The catalyst performance was evaluated in the same manner as in Example 1. As a result, the methacrolein reaction rate was 89.7%, the methacrylic acid selectivity was 84.7%, the polymer / oligomer selectivity was 4.3%, and the methacrylic acid yield was 76.0. %Met.

<Comparative Example 1>
A catalyst was prepared in the same manner as in Example 1 except that a 96% by mass acetic acid aqueous solution was used as the catalyst preparation solvent. The average particle diameter of palladium in the obtained palladium-containing supported catalyst (supporting rate: 10% by mass) was 8.4 nm (observation magnification with a transmission electron microscope: 300,000 times).

  As a result of evaluating the catalyst performance in the same manner as in Example 1, the methacrolein reaction rate was 46.4%, the methacrylic acid selectivity was 71.5%, the polymer / oligomer selectivity was 15.4%, and the methacrylic acid yield was 33.2. %Met.

<Comparative example 2>
A catalyst was prepared in the same manner as in Example 1 except that n-valeric acid was used as the catalyst preparation solvent.

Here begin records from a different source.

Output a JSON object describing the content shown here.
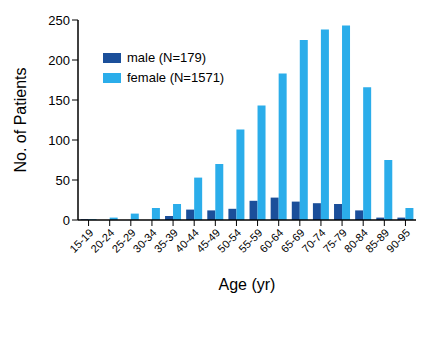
{
  "chart_data": {
    "type": "bar",
    "x_label": "Age (yr)",
    "y_label": "No. of Patients",
    "categories": [
      "15-19",
      "20-24",
      "25-29",
      "30-34",
      "35-39",
      "40-44",
      "45-49",
      "50-54",
      "55-59",
      "60-64",
      "65-69",
      "70-74",
      "75-79",
      "80-84",
      "85-89",
      "90-95"
    ],
    "series": [
      {
        "name": "male (N=179)",
        "color": "#1b4f9a",
        "values": [
          1,
          0,
          0,
          0,
          5,
          13,
          12,
          14,
          24,
          28,
          23,
          21,
          20,
          12,
          3,
          3
        ]
      },
      {
        "name": "female (N=1571)",
        "color": "#2badea",
        "values": [
          1,
          3,
          8,
          15,
          20,
          53,
          70,
          113,
          143,
          183,
          225,
          238,
          243,
          166,
          75,
          15
        ]
      }
    ],
    "ylim": [
      0,
      250
    ],
    "yticks": [
      0,
      50,
      100,
      150,
      200,
      250
    ],
    "grid": false,
    "legend": "upper left"
  }
}
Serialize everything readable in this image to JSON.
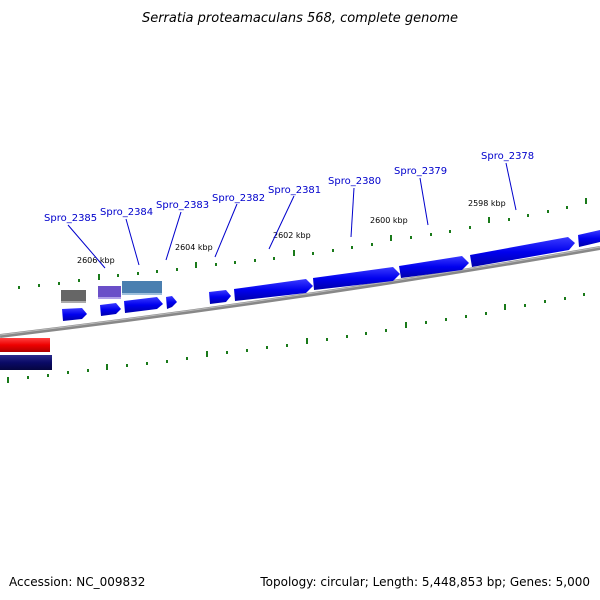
{
  "title": "Serratia proteamaculans 568, complete genome",
  "footer": {
    "accession": "Accession: NC_009832",
    "summary": "Topology: circular; Length: 5,448,853 bp; Genes: 5,000"
  },
  "colors": {
    "gene": "#0000ee",
    "backbone": "#888888",
    "tick": "#1a7a1a",
    "label": "#0000cc",
    "red_feature": "#ee0000",
    "navy_feature": "#0a0a66",
    "gray_feature": "#666666",
    "purple_feature": "#6a4fc8",
    "steel_feature": "#4a7fb0"
  },
  "kbp_labels": [
    "2606 kbp",
    "2604 kbp",
    "2602 kbp",
    "2600 kbp",
    "2598 kbp"
  ],
  "gene_labels": [
    "Spro_2385",
    "Spro_2384",
    "Spro_2383",
    "Spro_2382",
    "Spro_2381",
    "Spro_2380",
    "Spro_2379",
    "Spro_2378"
  ]
}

The average particle diameter of palladium in the obtained palladium-containing supported catalyst (supporting rate: 10% by mass) was 10.1 nm (observation magnification with a transmission electron microscope: 300,000 times).

  The catalyst performance was evaluated in the same manner as in Example 1. As a result, the methacrolein reaction rate was 45.4%, the methacrylic acid selectivity was 65.2%, the polymer / oligomer selectivity was 21.3%, and the methacrylic acid yield was 30.0. %Met.

<Comparative Example 3>
A catalyst was prepared in the same manner as in Example 1 except that the amount of palladium acetate was 0.11 part, the reduction temperature was 25 ° C., and the reduction time was 18 hours. The average particle diameter of palladium in the obtained palladium-containing supported catalyst (supporting rate: 10% by mass) was 0.8 nm (observation magnification with a transmission electron microscope: 1,000,000 times).

  The catalyst performance was evaluated in the same manner as in Example 1 except that the methacrolein reaction time was 3 hours. As a result, the methacrolein reaction rate was 42.5%, the methacrylic acid selectivity was 59.8%, and the polymer / oligomer selectivity was 29. The yield was 6% and the yield of methacrylic acid was 25.4%.

  The above results are summarized in Table 1. Thus, it was found that α, β-unsaturated carboxylic acid can be produced from olefin or α, β-unsaturated aldehyde in high yield by using the palladium-containing supported catalyst of the present invention.

Claims (3)

  A catalyst for producing an α, β-unsaturated carboxylic acid by oxidizing an olefin or α, β-unsaturated aldehyde in the liquid phase with molecular oxygen, and having an average particle size in the range of 1 to 8 nm. A palladium-containing supported catalyst in which palladium is supported on a carrier.   The method for producing a palladium-containing supported catalyst according to claim 1, wherein the palladium compound is reduced with a reducing agent in the presence of a carrier.   A process for producing an α, β-unsaturated carboxylic acid in which an olefin or an α, β-unsaturated aldehyde is oxidized in the liquid phase with molecular oxygen in the presence of the palladium-containing supported catalyst according to claim 1.